Le moment du coulage vient sceller tous les choix techniques. Et c’est aussi celui où les conditions réelles (pluie, chaleur, vent) peuvent remettre en question les équilibres trouvés en amont. 

«C’est là qu’on voit si tous les choix faits en laboratoire ont été les bons», affirme Martin. La qualité des granulats devient alors décisive. «Leur granulométrie, leur forme, leur propreté… Tout influence la fluidité du béton, sa compacité, et donc sa résistance finale.» Un granulat bien calibré permet d’éviter la ségrégation, assure une bonne répartition du ciment et garantit une finition durable. 

Un béton décarboné

Loin d’être un simple substitut, l’Anthropocite® incarne une nouvelle approche de la fabrication du béton, décarboné, sans compromis sur la qualité, dans le cadre de ses usages. 

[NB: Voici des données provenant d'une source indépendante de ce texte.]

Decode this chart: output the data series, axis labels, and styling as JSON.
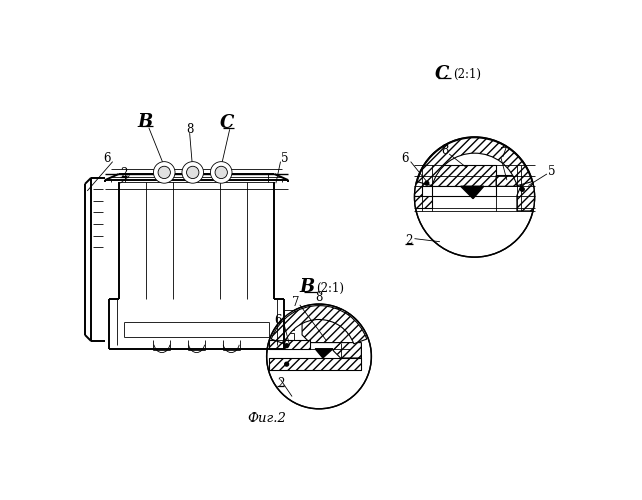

Et la démarche ne s’arrête pas là. «Nous explorons encore de nouvelles sources de déchets et étudions l’emploi de nos granulats dans le béton structurel», conclut Martin. «Cela demandera d’autres tests, d’autres ajustements. Mais c’est le cœur même de notre mission : faire progresser le béton vers un avenir plus résilient !» 

Perspectives

La décarbonation du béton est un défi majeur pour l’ensemble du secteur de la construction. Sa production, fortement dépendante du ciment, implique des procédés industriels difficiles à décarboner et une demande qui ne cesse de croître à l’échelle mondiale. L’ampleur de l’enjeu nécessite une mobilisation collective de l’ensemble de la filière et des solutions complémentaires. Néolithe ne pourra, à elle seule, transformer en profondeur l’industrie du béton.